UMaine News: Forestry Researchers Surveying Residents Along Penobscot River for Economic Development Study
University of Maine professors and Center for Research on Sustainable Forests leaders Sandra De Urioste-Stone and Robert Lilieholm are conducting a survey under the Bay-to-Baxter initiative. The study seeks to identify sustainable economic development pathways for the Penobscot River corridor that protect and leverage the region’s natural resources and quality of place.
De Urioste-Stone, leader of the CRSF Nature-Based Tourism Program, and Lilieholm, conservation lands lead for CRSF, are mailing 3,000 surveys to residents along the Penobscot River to learn their views on recreational use of the river, as well as their thoughts on the community and its ability to adapt to changing social, economic and environmental conditions.
“It is extremely important to understand and incorporate residents’ views and feedback for effective land and sustainable development planning to occur,” De Urioste-Stone says.

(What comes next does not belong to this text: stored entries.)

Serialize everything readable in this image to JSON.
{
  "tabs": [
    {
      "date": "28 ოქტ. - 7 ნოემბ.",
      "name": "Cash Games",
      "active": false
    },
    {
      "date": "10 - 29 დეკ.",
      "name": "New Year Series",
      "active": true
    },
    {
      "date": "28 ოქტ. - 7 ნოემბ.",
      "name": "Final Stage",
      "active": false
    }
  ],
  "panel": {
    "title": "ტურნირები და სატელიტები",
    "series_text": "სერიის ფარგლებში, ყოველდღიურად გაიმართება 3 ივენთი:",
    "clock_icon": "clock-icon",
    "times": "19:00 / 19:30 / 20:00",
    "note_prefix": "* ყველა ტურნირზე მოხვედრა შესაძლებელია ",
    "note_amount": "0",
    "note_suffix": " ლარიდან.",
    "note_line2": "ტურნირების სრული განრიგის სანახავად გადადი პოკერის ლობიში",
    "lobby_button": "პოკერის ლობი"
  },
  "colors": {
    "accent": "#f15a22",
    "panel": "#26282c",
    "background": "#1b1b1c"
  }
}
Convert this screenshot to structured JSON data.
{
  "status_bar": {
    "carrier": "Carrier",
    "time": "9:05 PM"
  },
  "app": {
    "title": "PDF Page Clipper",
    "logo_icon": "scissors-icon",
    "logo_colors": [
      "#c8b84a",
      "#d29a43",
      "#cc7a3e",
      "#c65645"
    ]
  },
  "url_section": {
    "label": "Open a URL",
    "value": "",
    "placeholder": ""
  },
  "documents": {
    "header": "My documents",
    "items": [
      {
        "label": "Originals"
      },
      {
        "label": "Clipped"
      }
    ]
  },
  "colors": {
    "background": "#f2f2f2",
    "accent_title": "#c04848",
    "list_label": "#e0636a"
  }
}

The survey is part of the larger project, “Promoting Sustainable Economic Development and Quality-of-Place in Maine: The Penobscot River ‘Bay-to-Baxter Corridor’ Initiative,” which is led by De Urioste-Stone with team members Lilieholm; Claire Sullivan, associate dean for community engagement; Linda Silka, of the Margaret Chase Smith Policy Center; and John Daigle, associate professor in the School of Forest Resources.
The researchers hope the survey will inform ongoing and future sustainable economic development and environmental efforts in the region that stretches from Penobscot Bay to Baxter State Park.